Y lo del “sueño americano” es como lo de la “Gran novela americana” o “El alma rusa”. Si se usan esos conceptos debe ser para escribir detrás un ensayo de 500 páginas bien documentado y razonado. Usarlos como título de una reseña es puro oportunismo. Qué quieren que les diga…

2º.- No se dejen engañar por los periodistas o reseñistas que digan que es una novela divertida, con “humor negro”. No me he reído ni una puta vez. Al revés: he estado a punto de vomitar tres veces y me he sentido culpable –con su consiguiente sensación de ansiedad- en el 85% del tiempo que he pasado leyéndola. ¡Me cago en A.M. Homes! Dice que a ella le gusta conseguir que los lectores se sientan incómodos; puede estar satisfecha, conmigo lo ha conseguido. Solo me consuela saber que su vida personal está más jodida que la mía. ¡Te jorobas, guapa!

3º.- Sáltense, por favor, el comienzo de la sinopsis de Anagrama:

Tolstói iniciaba Anna Karenina con aquella célebre sentencia que dice que «todas las familias felices son iguales; las familias infelices lo son cada una a su manera». ¿Siguen siendo las familias de hoy como las de la época de Tolstói? A. M. Homes parece llevar tiempo buscando la respuesta a esta pregunta.

¿Podemos, de una vez por todas, dejar de usar la frase de Tolstoi siempre que en una novela aparezca una familia?

De verdad que…

La foto que sigue usando Anagrama

AM Homes accepts the 2013 Women

A. M. Homes en 2013

4º.- La foto que aparece en la solapa de la novela es de hace más de 30 años. ¿Puede el señor Herralde –sería tan amable, don Jorge- cambiar la foto por una más actual?

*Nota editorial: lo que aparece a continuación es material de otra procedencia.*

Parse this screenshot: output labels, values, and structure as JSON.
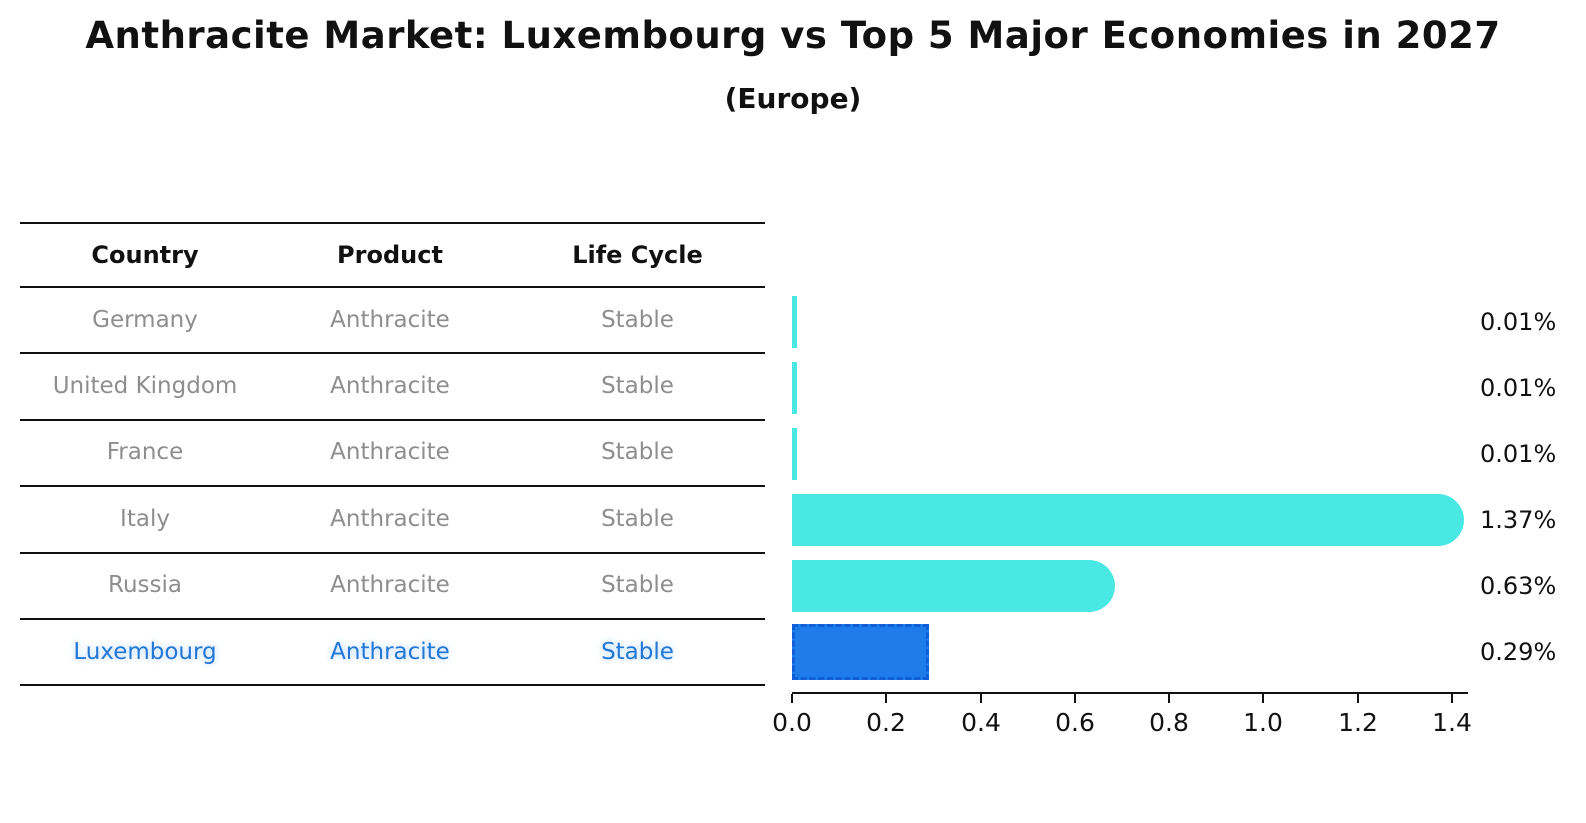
{
  "title": "Anthracite Market: Luxembourg vs Top 5 Major Economies in 2027",
  "subtitle": "(Europe)",
  "table": {
    "headers": [
      "Country",
      "Product",
      "Life Cycle"
    ],
    "rows": [
      {
        "country": "Germany",
        "product": "Anthracite",
        "life_cycle": "Stable",
        "highlighted": false
      },
      {
        "country": "United Kingdom",
        "product": "Anthracite",
        "life_cycle": "Stable",
        "highlighted": false
      },
      {
        "country": "France",
        "product": "Anthracite",
        "life_cycle": "Stable",
        "highlighted": false
      },
      {
        "country": "Italy",
        "product": "Anthracite",
        "life_cycle": "Stable",
        "highlighted": false
      },
      {
        "country": "Russia",
        "product": "Anthracite",
        "life_cycle": "Stable",
        "highlighted": false
      },
      {
        "country": "Luxembourg",
        "product": "Anthracite",
        "life_cycle": "Stable",
        "highlighted": true
      }
    ]
  },
  "chart_data": {
    "type": "bar",
    "orientation": "horizontal",
    "title": "Anthracite Market: Luxembourg vs Top 5 Major Economies in 2027 (Europe)",
    "categories": [
      "Germany",
      "United Kingdom",
      "France",
      "Italy",
      "Russia",
      "Luxembourg"
    ],
    "values": [
      0.01,
      0.01,
      0.01,
      1.37,
      0.63,
      0.29
    ],
    "value_labels": [
      "0.01%",
      "0.01%",
      "0.01%",
      "1.37%",
      "0.63%",
      "0.29%"
    ],
    "xlim": [
      0,
      1.4
    ],
    "xticks": [
      "0.0",
      "0.2",
      "0.4",
      "0.6",
      "0.8",
      "1.0",
      "1.2",
      "1.4"
    ],
    "grid": false,
    "legend": false,
    "bar_color": "#4ae8e4",
    "highlight_index": 5,
    "highlight_color": "#1d7ce8",
    "highlight_border_color": "#0f5fd7"
  },
  "colors": {
    "text_dark": "#111111",
    "text_muted": "#8e8e8e",
    "highlight_text": "#2477d6"
  }
}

Se lo digo por su bien, don Jorge, la imagen actual de A. M. Homes ofrece más garantías al lector. Si una novela promete el relato de las miserias de la clase media americana, me parece que saber que es una mujer de 53 años, con mucha vida y experiencias marcadas en su aspecto, la que se encarga de dicha tarea deja más tranquilo a quien compra el libro. Yo de una jovencita tan guapita como la de la foto no me fiaría mucho, salvo que sea la autora de una de esas novelitas “chick-lit” que tanto gustan hoy.

Si no encuentra una foto actual que le guste de la Homes, le mando una mía. Se va a cagar.